Medical Benefits and Causation

Here, the Industrial Claim Appeals Office (“Panel”) affirmed the ALJ’s order requiring the respondents to pay for claimant’s hip surgery because the order was based on the resolution of competing medical opinions, which is well within the ALJ’s authority.

The claimant sustained an admitted industrial injury on December 27, 2013, when she slipped and fell onto her left side. The claimant was not immediately referred to an authorized provider and sought treatment with her chiropractor, Dr. Pool. In January of 2014, the respondents referred the claimant to the emergency room because there was no provider associated with her workers’ compensation claim. The claimant went to the St. Mary Corwin Hospital emergency room on January 9, 2014, and stated that she injured her left shoulder, arm, elbow and side. The claimant also described pain in her left buttock that radiated to her left lateral thigh. The examination of the claimant’s left hip was reported as normal except for “mild tenderness about the lateral aspect.” Claimant treated with Dr. Pool for almost three years.
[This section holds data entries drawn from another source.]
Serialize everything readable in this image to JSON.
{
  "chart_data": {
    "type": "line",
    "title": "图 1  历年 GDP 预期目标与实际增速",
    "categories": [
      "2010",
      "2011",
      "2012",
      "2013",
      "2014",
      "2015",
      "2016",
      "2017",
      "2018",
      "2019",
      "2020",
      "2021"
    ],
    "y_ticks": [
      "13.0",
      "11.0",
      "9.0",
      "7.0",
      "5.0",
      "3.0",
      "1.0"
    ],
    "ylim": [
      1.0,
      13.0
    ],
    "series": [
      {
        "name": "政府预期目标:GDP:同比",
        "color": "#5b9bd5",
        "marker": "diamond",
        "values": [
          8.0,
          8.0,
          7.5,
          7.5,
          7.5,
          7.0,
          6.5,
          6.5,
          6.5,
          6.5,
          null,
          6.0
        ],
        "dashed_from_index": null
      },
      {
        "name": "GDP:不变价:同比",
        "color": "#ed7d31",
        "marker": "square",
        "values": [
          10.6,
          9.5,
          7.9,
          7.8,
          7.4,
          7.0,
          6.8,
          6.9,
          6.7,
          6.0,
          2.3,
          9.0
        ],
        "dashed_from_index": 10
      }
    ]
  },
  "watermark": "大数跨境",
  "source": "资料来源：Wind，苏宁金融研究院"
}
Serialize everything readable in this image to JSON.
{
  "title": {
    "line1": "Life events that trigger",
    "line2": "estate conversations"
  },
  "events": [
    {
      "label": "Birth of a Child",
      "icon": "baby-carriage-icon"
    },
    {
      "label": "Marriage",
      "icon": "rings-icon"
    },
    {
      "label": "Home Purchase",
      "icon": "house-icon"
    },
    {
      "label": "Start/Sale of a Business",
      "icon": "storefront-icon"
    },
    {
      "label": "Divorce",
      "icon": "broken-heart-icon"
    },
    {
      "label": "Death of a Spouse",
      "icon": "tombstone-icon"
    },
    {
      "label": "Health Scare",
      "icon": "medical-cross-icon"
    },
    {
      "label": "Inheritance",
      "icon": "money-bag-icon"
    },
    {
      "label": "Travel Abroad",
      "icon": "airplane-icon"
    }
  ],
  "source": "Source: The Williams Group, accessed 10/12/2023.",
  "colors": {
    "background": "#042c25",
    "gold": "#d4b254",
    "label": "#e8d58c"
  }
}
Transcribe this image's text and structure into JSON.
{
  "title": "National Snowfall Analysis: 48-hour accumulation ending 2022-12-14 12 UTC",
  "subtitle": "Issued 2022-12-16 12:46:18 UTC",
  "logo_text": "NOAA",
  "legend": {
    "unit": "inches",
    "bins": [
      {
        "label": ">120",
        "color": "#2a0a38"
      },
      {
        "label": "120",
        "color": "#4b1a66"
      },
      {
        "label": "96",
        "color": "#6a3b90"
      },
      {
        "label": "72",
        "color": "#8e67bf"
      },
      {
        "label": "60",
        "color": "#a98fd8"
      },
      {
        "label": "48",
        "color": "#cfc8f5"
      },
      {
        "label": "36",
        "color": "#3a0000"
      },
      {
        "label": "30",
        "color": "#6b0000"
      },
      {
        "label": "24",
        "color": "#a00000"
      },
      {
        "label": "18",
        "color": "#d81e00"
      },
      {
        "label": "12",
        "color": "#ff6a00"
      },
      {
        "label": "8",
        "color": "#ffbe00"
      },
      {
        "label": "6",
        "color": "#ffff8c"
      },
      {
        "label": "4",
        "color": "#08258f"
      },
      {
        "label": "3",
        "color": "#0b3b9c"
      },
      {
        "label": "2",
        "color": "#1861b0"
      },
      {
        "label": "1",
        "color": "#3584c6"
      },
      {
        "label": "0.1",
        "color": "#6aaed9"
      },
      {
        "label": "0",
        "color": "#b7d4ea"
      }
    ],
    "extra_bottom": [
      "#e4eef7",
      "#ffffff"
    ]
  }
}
Dr. Raschbacher performed an independent medical exam (“IME”) on November 15, 2015. Dr. Raschbacher opined that the claimant’s greater trochanteric bursitis was the most likely primary diagnosis to explain the claimant’s hip complaints. Dr. Raschbacher recommended discontinuing chiropractic treatment and referral for an orthopedic evaluation with consideration of injection and, if not successful, an MRI.

The claimant saw orthopedic surgeon, Dr. Danylchuk on February 16, 2016, and noted that the claimant’s most significant complaint at that time was her low back, but that she also reported left hip pain. X-rays of the hip were normal. An MRI revealed a mildly displaced anterior superior labral tear. Dr. Danylchuk later administered a left greater trochanteric bursa injection. At her next appointment, the claimant reported that she received no benefit from the injection. Although Dr. Danylchuk recommended an intra-articular injection, the claimant declined and was referred to Dr. White.

Dr. White recommended surgery for the labral tear he opined was due to the injury.  Dr. Claimant obtained a IME who and concurred with Dr. White.  Respondents obtained an IME from a hip specialist, who disagreed and noted that the radiologic evidence supported only that the changes were chronic, degenerative and longstanding, and not caused by the work incident.

The ALJ credited the opinions of Dr. White and Claimant’s IME over that of Respondents’ IME, despite the superior qualifications of Respondents’ IME as a hip specialist.

On appeal, the Panel rejected Respondents’ contention that Dr. White did not perform a competent causation analysis.  The ALJ determined that the claimant proved by a preponderance of the evidence that her need for the hip surgery was proximately caused by her work injury. Indeed, because the question of the need for medical treatment is one of fact, the Panel must defer to the ALJ.

Olguin v. Texas Roadhouse, Inc., W.C. No. 4-965-734-03 (ICAO Mar. 6, 2018).